I research about it ,it seems to be a issue of resource but when i check resource utilization it was not even 50% of my ec2 and its volume ? pls help me to resolve this issue with my mongodb replica

Hii @khizar_b
I am too facing same issue. Recently we have shifted from Atlas to Self Hosted Environment because of costing.
We are using MongoDB 7.
Physical Data Size: ~8TB
Logical Data Size: ~2TB

I have too raised similar query on community yesterday ( Topic Link ) and currently we are running our production on standalone environment which is not recommended. If you found any way could you please help me too, or are you still looking for help.

Note: I don’t know sharing other topics are relevant or not, but for now I have shared it, let me know if I am violating any rules or not.

Hey @Mehul_Sanghvi,

I faced a similar issue after moving from Atlas to self-hosted. Check if your oplog window is large enough and confirm both nodes use the same MongoDB version and storage settings. If that’s fine, reviewing the sync logs might reveal what’s causing the failure.

Hey @Paul_Welch ,

I realized I was approaching this the wrong way. First we need to ensure that all resources and configurations are identical across all three nodes.

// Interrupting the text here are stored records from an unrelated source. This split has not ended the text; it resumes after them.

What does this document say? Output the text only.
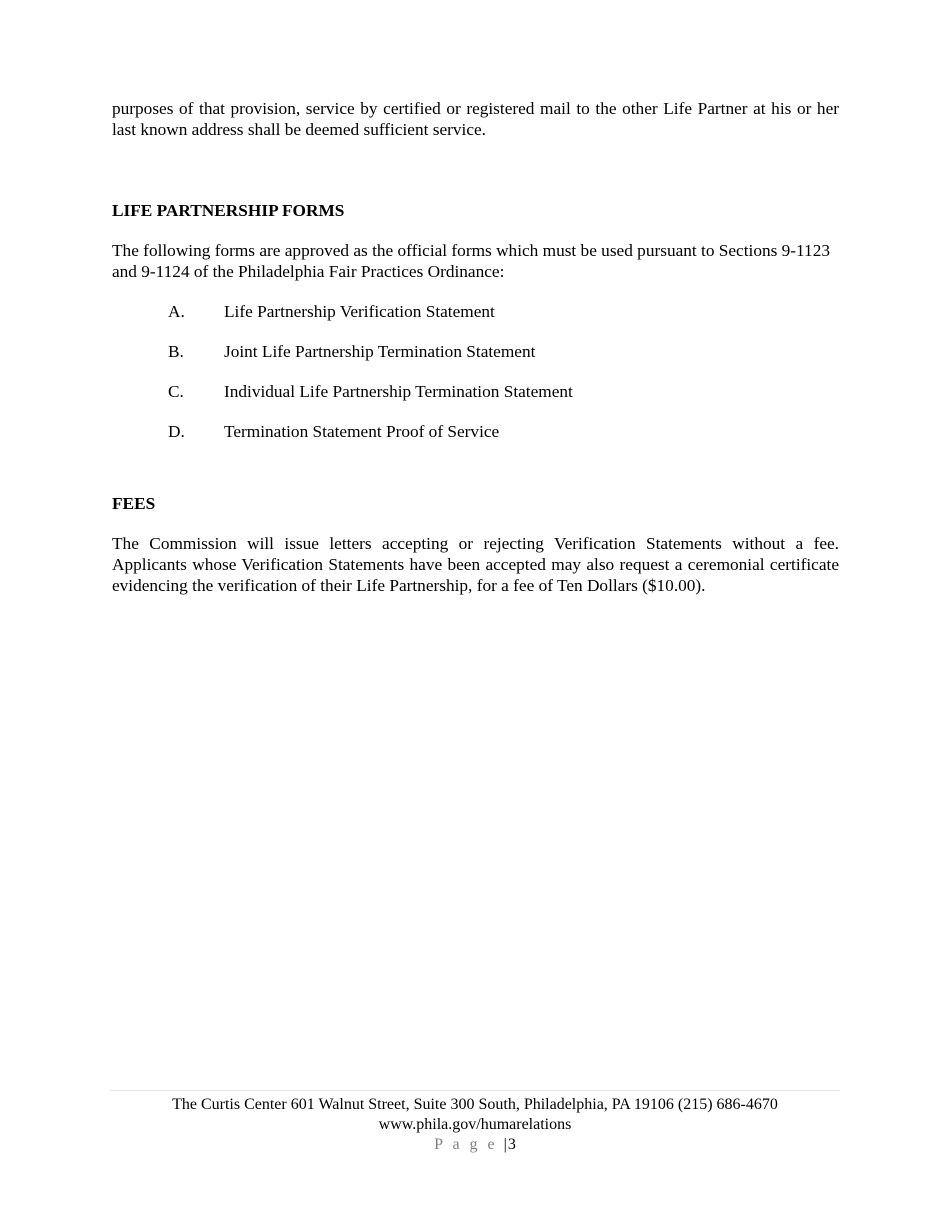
purposes of that provision, service by certified or registered mail to the other Life Partner at his or her last known address shall be deemed sufficient service.

LIFE PARTNERSHIP FORMS

The following forms are approved as the official forms which must be used pursuant to Sections 9-1123 and 9-1124 of the Philadelphia Fair Practices Ordinance:

A.	Life Partnership Verification Statement
B.	Joint Life Partnership Termination Statement
C.	Individual Life Partnership Termination Statement
D.	Termination Statement Proof of Service
FEES

The Commission will issue letters accepting or rejecting Verification Statements without a fee. Applicants whose Verification Statements have been accepted may also request a ceremonial certificate evidencing the verification of their Life Partnership, for a fee of Ten Dollars ($10.00).

The Curtis Center 601 Walnut Street, Suite 300 South, Philadelphia, PA 19106 (215) 686-4670
www.phila.gov/humarelations
P a g e |3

  1. The first step is to convert the standalone instance into a single-primary replica set.
  2. Once that’s done, we should take an EBS snapshot of the primary and attach it to the other two nodes.
  3. This ensures the replication ID (stored in the local database) matches the primary.
  4. After that, we can simply run rs.add() to add the remaining nodes as secondaries and complete the PSS replica setup.